I've spent the better part of the month in a frenzy of baking, mainly the Amish Friendship loaves that I give out to friends and family each year. I've also baked a 7-Up cake for a Christmas party, four dozen chocolate chip cookies for Ethan's band concert, and 24 cupcakes for his school Christmas party. Of course, I didn't even consider buying any of these treats--as Bill had suggested--because I think I'm Suzy Homemaker.
Ethan and I spent some quality time on several occasions; I supervised while he mixed up the cookies and cakes. I bit my tongue when he spilled sugar on the floor and splashed vanilla on the counter. I realize that he probably won't want to bake with me in another year or so, so I've decided to enjoy these opportunities no matter how messy my kitchen might get. (To tell the truth, it gets awfully messy when I bake by myself, too.)
Ethan is so cute. He is very earnest about the responsibility of measuring the flour exactly as I've taught him: mound it up with a spoon, tap it with a knife, carefully level it off. He runs the Kitchen-Aid for precisely the prescribed length of time. In the end, he is so proud of the results, and I am equally proud of him. I imagine his future wife thanking me someday and telling me, "My heart just goes pitter-pat when I see my man working in the kitchen!"
This past Thursday, however, I wasn't having so many warm, fuzzy feelings about our baking project. Ethan wanted to take cupcakes for his 24 classmates, and I was determined to avoid a trip to the store. I found a yellow cake mix in the cabinet, but no frosting. I scoured my cookbooks for recipes, but they all called for butter, which I didn't have. I finally found a recipe online for a fudgy frosting that called for margarine, cocoa powder, buttermilk (which I did have, amazingly), and powdered sugar. I thought I was pretty clever.
So Ethan made the cupcakes, which were amazingly fluffy. They made thick, lumpy mounds in the cupcake tins. Apparently, I should have tapped the pans on the counter to settle the batter down more evenly, but I didn't know that. They turned out to be very funny-looking cupcakes, kind of like toadstools with big, flat tops. I was a little alarmed, but I tried not to show it.
The frosting was even worse. We were supposed to boil the buttermilk with the margarine and cocoa powder, but it never did come to a boil. It just got thicker and greasier because the margarine seemed to be separating out. I finally gave up and just mixed in the powdered sugar.

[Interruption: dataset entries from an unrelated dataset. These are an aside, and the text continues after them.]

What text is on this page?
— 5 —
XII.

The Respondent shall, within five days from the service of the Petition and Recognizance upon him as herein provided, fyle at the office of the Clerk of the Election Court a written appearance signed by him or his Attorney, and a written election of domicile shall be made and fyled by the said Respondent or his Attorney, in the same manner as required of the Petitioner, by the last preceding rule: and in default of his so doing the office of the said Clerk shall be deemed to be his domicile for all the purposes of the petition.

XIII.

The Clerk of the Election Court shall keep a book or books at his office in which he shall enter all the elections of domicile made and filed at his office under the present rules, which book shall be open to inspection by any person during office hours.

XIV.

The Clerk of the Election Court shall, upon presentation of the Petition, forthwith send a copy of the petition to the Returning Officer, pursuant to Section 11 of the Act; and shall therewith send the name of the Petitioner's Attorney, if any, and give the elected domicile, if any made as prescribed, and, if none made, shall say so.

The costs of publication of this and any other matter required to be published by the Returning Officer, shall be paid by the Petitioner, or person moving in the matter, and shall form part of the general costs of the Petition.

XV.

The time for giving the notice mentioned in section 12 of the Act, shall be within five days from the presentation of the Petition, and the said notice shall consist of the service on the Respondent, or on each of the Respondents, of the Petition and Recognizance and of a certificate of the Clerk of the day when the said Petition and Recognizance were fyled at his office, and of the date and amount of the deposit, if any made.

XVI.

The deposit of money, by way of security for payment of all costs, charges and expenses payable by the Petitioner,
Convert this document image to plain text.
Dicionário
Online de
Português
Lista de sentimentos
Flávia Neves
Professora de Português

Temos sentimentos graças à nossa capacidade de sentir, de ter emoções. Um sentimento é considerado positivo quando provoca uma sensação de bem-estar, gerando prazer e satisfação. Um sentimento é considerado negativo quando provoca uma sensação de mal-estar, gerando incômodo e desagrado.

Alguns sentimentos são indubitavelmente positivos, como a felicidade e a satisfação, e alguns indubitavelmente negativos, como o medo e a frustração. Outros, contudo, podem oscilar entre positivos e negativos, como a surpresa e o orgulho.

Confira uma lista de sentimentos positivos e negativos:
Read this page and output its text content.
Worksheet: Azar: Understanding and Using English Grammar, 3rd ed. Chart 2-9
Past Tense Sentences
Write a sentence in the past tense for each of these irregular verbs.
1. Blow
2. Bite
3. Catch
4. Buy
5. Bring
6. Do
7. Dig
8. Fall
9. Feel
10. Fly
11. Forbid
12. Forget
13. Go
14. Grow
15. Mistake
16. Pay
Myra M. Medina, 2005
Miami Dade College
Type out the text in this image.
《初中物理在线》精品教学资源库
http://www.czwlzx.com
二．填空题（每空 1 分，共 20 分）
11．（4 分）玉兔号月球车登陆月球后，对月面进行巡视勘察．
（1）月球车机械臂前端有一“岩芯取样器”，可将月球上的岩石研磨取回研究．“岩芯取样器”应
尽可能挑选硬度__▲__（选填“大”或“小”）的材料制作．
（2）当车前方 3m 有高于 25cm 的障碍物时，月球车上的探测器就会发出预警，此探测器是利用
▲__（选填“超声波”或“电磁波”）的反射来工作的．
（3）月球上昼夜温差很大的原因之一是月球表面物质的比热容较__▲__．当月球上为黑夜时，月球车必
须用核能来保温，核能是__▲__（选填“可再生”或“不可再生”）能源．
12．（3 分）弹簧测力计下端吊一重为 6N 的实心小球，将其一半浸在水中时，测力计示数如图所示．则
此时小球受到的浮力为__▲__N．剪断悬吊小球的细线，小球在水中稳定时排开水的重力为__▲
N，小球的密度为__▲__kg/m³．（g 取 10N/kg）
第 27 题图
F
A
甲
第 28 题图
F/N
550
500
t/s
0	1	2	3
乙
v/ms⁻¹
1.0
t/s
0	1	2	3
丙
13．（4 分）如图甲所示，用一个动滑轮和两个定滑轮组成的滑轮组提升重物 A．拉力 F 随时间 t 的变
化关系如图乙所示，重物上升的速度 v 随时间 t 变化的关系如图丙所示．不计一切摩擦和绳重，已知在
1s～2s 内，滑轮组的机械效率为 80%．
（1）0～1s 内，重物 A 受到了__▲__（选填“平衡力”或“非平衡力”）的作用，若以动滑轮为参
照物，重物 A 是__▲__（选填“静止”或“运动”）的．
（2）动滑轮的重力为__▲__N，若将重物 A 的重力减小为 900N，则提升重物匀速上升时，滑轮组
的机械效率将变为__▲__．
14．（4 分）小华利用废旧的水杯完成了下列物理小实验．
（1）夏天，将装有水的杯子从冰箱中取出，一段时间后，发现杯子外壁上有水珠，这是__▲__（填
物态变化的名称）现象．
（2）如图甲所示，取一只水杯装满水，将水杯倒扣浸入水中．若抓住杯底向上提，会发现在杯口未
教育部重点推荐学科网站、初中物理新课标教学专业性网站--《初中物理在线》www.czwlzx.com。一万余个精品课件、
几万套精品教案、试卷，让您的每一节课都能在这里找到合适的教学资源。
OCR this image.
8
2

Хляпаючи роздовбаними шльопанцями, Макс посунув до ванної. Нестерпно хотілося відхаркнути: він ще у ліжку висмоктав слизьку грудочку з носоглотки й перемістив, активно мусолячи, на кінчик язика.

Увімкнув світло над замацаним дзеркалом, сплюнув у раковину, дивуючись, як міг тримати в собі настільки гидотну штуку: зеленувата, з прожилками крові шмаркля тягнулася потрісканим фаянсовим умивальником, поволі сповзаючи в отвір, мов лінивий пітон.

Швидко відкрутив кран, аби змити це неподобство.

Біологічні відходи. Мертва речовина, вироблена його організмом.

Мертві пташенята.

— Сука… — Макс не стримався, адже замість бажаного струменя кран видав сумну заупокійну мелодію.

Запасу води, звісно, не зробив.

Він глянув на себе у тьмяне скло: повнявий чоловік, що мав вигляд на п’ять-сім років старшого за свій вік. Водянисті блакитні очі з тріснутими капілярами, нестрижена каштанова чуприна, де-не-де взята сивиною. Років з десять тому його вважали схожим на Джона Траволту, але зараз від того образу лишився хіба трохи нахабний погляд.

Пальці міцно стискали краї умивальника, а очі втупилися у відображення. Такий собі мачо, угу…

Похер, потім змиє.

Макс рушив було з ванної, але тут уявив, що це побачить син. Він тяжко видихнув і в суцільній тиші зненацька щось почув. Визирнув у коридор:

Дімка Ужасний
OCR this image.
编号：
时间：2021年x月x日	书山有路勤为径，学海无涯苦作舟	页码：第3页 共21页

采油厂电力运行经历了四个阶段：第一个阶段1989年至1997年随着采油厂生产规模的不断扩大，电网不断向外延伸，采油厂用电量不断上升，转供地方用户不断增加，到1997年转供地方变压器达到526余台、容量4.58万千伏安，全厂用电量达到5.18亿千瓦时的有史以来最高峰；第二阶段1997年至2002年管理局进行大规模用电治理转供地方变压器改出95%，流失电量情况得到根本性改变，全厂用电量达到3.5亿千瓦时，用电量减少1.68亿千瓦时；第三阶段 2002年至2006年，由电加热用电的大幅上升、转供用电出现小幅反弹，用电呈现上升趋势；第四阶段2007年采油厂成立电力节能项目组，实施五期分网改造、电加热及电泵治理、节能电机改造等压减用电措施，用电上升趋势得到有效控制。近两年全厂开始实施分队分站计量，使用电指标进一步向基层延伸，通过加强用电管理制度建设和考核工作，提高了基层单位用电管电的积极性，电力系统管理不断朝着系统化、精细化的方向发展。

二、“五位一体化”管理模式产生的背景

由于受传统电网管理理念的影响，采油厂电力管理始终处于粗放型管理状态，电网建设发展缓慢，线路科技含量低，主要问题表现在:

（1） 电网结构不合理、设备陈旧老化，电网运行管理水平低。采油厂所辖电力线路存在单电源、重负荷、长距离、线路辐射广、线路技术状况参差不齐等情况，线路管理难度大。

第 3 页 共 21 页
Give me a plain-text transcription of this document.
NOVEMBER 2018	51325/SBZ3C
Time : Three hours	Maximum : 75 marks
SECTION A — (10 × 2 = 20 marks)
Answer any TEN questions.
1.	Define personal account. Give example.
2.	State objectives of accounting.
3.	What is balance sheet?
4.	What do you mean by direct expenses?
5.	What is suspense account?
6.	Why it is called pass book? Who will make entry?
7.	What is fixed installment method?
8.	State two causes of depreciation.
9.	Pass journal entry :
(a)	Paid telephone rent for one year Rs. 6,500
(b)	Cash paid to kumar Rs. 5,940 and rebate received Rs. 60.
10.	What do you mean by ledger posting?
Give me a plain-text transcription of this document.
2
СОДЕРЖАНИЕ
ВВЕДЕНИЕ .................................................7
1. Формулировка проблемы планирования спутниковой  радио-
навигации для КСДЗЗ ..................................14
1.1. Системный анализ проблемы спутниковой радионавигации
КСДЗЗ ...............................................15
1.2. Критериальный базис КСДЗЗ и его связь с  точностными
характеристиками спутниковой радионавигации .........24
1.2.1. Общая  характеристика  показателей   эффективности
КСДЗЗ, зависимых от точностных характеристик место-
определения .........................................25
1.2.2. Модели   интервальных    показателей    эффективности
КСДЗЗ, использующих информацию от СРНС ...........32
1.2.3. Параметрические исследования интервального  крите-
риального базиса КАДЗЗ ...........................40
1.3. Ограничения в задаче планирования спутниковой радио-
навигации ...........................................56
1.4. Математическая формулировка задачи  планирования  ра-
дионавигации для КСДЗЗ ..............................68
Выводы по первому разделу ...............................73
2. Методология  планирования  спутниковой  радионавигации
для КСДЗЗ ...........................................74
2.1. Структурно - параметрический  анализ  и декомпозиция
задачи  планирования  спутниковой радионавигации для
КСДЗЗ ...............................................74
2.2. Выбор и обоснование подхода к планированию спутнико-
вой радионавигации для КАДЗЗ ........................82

I carefully scraped the cupcake tops off the pan and gently worked each cake out of the pan. I only destroyed the top on one, which gave me an excuse to sample one. (It may have looked ridiculous, but it tasted wonderful.)
It took me so long to get the cupcakes out that the frosting had thickened considerably. When I tried to spread it, of course it tore the cake up. So I dropped fat dollops of fudge on the middle of exactly nine cupcakes. And then I ran out of frosting, blast it! Bill came to the rescue by topping the rest with melted margarine and cinnamon/sugar. (I was just done, and Ethan had lost interest long before that.)
The cupcakes looked so pathetic that I half expected Ethan to "forget" them on the bus, but Bill ended up driving him to school. Nevertheless, he brought home 14 of the 23 cupcakes. They looked battered, as if they'd been bumped around a bit on the bus ride home. I felt a stab of rejection. What, were my cupcakes not pretty enough to eat? Had Ethan hidden them under his desk?
Ethan said his teacher estimated that they'd had enough food for three classes, so that was probably the reason our cupcakes were shunned. I tried to give them to his classmate Makayla, who lives across the street, but apparently they still had most of their cupcakes, too. So I guess it was nothing personal.
Well, I've decided I'm not Suzy Homemaker after all. And how it pained me to throw away the last six cupcakes tonight! They were just too stale to eat, my food-wasting phobia notwithstanding. Next year, I'm going to just buy something from the store!